In the second scenario, we get an asymmetric oligarchy, where Republicans have discovered they can systematically dismantle responsive government whenever they hold power, while Democrats can only partially rebuild during their brief windows of authority. Over time, the state itself withers, not because of any coherent ideological conviction about small government, but because one party has realized that destruction requires no coalition-building, no compromise, no competence. Just malice and a majority.
Bill's meditation here on the Yom Kippur prayer, beseeching leaders to "administer all affairs of state fairly, that peace and security, happiness and prosperity, justice and freedom may forever abide" reads like an epitaph for an expiring ideal.
The prayer assumes leaders who seek guidance, who recognize their need for wisdom beyond partisan advantage, but what happens when leaders actively glory in their role as "the reaper"?
When they parade their demolition of "Democrat Agencies" as entertainment, as an AI-generated music video set to "Don't Fear the Reaper"? When the cruelty isn't incidental but central, when the cruelty is the entire operating system?
Then the prayer becomes not a supplication but an indictment. A reminder of how far we've fallen, how completely we've abandoned even the pretense that government exists to serve rather than to subjugate.

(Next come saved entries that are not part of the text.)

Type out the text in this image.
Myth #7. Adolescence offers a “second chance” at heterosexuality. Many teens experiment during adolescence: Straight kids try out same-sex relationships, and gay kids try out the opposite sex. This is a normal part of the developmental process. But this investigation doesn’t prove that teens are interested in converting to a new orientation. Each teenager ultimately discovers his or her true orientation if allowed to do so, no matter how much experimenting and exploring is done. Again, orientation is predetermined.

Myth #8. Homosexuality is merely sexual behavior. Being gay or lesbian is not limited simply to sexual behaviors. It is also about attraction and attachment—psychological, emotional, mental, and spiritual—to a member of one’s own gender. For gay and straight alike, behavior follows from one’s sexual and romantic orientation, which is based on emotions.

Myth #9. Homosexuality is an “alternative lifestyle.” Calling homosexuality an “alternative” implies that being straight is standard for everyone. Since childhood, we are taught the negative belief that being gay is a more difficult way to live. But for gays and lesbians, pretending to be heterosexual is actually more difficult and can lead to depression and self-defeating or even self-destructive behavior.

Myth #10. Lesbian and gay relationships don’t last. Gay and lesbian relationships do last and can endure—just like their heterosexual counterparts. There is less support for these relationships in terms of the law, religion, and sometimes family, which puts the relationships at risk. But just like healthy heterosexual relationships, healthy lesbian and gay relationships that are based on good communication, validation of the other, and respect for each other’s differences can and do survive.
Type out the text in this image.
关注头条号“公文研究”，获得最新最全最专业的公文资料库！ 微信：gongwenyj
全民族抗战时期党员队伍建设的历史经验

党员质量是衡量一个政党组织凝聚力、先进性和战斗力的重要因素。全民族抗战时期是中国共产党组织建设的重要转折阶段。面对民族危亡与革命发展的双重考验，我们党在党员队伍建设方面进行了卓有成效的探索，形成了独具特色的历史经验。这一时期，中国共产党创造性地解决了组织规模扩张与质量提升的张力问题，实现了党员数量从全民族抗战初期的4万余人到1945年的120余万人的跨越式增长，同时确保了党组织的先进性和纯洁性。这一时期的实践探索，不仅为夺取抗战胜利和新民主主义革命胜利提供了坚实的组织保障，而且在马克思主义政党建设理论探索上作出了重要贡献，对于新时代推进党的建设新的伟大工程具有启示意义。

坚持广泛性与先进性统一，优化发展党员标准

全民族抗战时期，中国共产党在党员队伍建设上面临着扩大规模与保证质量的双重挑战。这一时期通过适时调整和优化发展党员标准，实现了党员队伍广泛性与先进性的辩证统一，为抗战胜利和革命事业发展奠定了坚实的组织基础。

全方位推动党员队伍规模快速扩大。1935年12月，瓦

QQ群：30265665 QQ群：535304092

A reminder that America chose one of the least capable, least competent humans on the planet to be its destructor.
Let's be perfectly honest about what Trump is doing. Will wrote a whole piece about Trump and how his behavior as a sexual predator is his modus operandi. Trump believes that you, me, and everything inside of America's borders are his to do with as he pleases. He and his partners in fascism are the guys that just tell the woman they are raping to stop fighting, just let it happen and it will be over faster. We were all forced into an abusive relationship with those who do not understand the meaning of consent, and if I'm being blunt, don't want it. They want the fight. They want the violence. They want the trauma.